Su colega introdujo el tema del fútbol, comentando la desastrosa actuación de su equipo en la copa del mundo y el Señor B hizo hincapié en el error del técnico por no haber alineado a un jugador. Giré en mi asiento e imprudente dije que en efecto, Zanetti por su seguridad debió ser convocado, sin embargo, el Señor B hablaba de Verón y su capacidad como organizador del equipo. Coincidimos y lo comparamos con Simeone. Con Messi y todo, no tuvimos equipo, dijo. Creo que si ustedes clasificaban hubieran hecho un mejor papel, repuso. Halagué a la selección argentina, devolviendo el cumplido.
El Señor B y yo estábamos frente a frente y su colega formaba el tercer vértice del triángulo. Ya sabía que el Señor B era un buen tipo, lo supe desde el inicio mismo, diez años atrás, pero percibía por primera vez sus buenas maneras y su fino humor. En todos esos años, apenas si había cambiado, estaba casi como en esa noche en que lo vi entre la multitud.
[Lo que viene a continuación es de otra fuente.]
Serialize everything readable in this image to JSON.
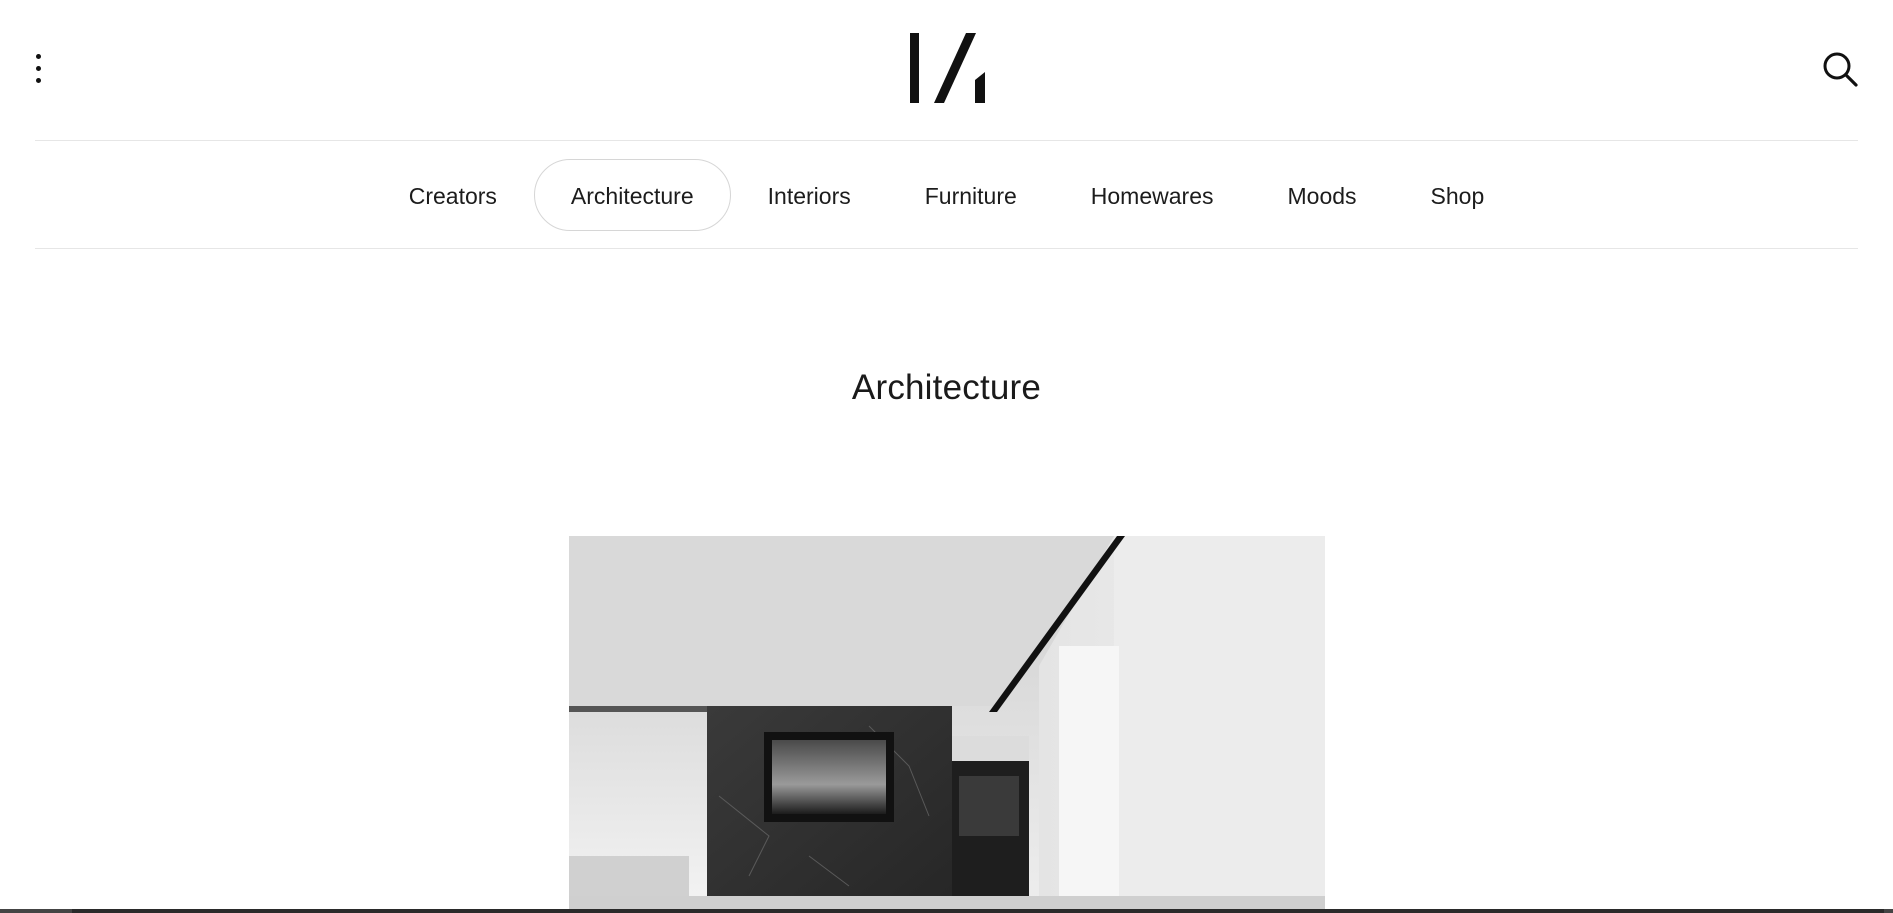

Cuando el Señor B ingresó a la oficina no me preguntó el nombre. Creo que no me reconoció a pesar de las escuetas referencias que tiene de mi, no tendría como, pues incluso esa única vez que me vio con Ella a mi costado, el Señor B eligió no vernos, prefirió alejarse de nosotros y confundirse entre la masa que esperaba por un autógrafo.

Su colega miró por segunda vez el reloj y como escapando del duelo de palabras, me ofrecí a atenderlos. El Señor B contó sin entusiasmo sobre el negocio que lo había traído. Yo lo escuchaba, pero tenía en la mente la imagen de Ella, el rostro de la amada común. Quise saber de Ella pues sé que siempre se comunican, incluso cuando Ella estaba conmigo. No dije nada. Cruzamos otro ramillete de palabras superficiales y silencios profundos. En efecto, hablaban los silencios, como suele ocurrir en esos diálogos que no se dan entre hombres que compartieron una mujer.

El Señor B y yo nos levantamos de las sillas, nos acercamos y nos despedimos con cortesía.
Mientras el Señor B y su colega salían de mi oficina, creí ver en el ventanal el reflejo de la amada común.
No sé mucho de ella, solo que vive con otra mujer desde que yo la abandoné.